Um einen der faszinierendsten Helden des Verlags zu schaffen, bedarf es zuerst natürlich einiges an dramaturgischer Fallhöhe. Der brillante, jedoch selbstgefällige und egoistische Chirurg Stephen Strange übernimmt medizinische Eingriffe nur mehr dann, wenn ihm daraus persönliche und finanzielle Vorteile erwachsen. So lehnt er auch jedes Engagement im Fall von mehreren ins Koma gefallenen Kindern ab, die von albtraumhaften Visionen geplagt worden sind.
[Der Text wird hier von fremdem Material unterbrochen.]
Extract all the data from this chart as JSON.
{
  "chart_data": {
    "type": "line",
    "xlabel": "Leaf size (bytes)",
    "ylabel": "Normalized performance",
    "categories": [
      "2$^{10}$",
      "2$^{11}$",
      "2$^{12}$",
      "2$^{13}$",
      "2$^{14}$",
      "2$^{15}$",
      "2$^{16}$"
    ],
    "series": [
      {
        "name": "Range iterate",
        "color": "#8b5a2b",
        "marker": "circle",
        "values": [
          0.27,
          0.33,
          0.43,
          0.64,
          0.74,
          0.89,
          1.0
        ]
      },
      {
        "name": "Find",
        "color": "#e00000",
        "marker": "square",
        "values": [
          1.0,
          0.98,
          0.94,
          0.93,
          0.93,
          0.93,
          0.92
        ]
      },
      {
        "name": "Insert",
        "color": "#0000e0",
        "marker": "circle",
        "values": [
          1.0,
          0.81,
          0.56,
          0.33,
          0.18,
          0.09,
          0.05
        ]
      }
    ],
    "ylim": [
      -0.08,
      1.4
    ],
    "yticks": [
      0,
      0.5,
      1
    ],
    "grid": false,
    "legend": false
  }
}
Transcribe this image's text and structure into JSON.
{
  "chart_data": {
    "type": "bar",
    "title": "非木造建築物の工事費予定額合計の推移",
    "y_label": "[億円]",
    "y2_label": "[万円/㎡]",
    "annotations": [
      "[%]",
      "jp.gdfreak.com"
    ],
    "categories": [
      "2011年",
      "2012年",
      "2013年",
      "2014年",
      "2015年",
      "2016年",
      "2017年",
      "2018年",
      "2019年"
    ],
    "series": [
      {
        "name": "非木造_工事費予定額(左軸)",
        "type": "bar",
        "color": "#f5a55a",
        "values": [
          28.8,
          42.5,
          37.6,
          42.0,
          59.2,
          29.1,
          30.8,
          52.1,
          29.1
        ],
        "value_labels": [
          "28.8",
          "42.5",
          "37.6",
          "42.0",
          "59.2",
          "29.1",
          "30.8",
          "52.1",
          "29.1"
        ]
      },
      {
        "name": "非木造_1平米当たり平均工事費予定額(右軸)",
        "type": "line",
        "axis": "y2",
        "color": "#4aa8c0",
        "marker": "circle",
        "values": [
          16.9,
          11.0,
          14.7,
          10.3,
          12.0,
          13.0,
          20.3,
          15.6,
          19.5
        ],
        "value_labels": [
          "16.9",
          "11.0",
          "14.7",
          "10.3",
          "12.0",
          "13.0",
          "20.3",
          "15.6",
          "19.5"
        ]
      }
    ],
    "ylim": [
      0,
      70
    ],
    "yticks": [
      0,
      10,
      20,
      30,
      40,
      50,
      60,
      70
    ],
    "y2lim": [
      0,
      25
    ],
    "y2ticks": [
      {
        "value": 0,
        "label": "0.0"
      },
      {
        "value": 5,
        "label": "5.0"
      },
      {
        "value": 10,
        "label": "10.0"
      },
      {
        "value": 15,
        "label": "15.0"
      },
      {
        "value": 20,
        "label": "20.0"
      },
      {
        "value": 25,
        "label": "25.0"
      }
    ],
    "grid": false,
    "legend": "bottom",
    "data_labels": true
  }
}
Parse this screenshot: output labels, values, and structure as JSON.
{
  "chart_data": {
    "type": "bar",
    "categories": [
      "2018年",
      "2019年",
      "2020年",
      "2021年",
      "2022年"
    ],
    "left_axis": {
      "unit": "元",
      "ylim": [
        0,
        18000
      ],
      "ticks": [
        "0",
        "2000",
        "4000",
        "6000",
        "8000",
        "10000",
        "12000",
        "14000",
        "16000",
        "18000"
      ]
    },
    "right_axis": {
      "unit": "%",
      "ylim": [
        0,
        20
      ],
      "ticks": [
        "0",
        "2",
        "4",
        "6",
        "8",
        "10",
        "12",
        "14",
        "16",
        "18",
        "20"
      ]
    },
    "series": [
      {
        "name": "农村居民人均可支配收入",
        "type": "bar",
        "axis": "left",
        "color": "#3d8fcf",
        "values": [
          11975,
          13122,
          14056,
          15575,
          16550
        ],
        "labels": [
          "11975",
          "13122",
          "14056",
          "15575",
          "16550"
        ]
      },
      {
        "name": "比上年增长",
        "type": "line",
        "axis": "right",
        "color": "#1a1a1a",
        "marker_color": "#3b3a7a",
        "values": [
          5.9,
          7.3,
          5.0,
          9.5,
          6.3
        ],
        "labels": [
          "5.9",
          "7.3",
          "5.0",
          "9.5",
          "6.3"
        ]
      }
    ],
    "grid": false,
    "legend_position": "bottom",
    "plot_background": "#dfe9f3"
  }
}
Es kommt, wie es kommen muss: Bei einem Autounfall werden seine Hände derart in Mitleidenschaft gezogen, dass er trotz vieler kostspieliger Operationen nie wieder operieren wird können. Er verliert seinen Job, stürzt sich in Schulden und steht vor dem Nichts. Komplett am Boden liegend, wird ihm durch den mysteriösen Ming plötzlich Hilfe angeboten. Eine Reise zu einem entlegenen Kloster in Tibet soll ihm Erlösung verschaffen. Dort angekommen, trifft er auf eine Riege erfahrener Magier, die sich des Dämons Dormammu aus einer anderen Dimension erwehren müssen. Dieser versucht, sich Zugang zum Sanctum Sanctorum zu verschaffen, einem Nexus der Realitäten, dessen Besitz unheimliche Machtfülle bedeutet.
Unter den vier Marvel-Animationsfilmen von Lionsgate behauptet "Doctor Strange – The Sorcerer Supreme" tadellos seine Stellung. Für die Entwicklung des Charakters lässt man sich viel Zeit, was dem Ganzen wohltuende Tiefe verleiht. Die actionlastigen Szenen sind routiniert umgesetzt, die verschiedenen magischen Fähigkeiten des Figurenpersonals werden gelungen in Szene gesetzt. Tolle Sprecher, sowohl im Original als auch in der deutschen Synchronisation, machen "Doctor Strange" zur Empfehlung. Die Extras warten mit Interviews mit Stan "The Man" Lee, J. M. DeMatteis, Steve Englehart und dem Produzententeam sowie jeder Menge Original-Artwork auf.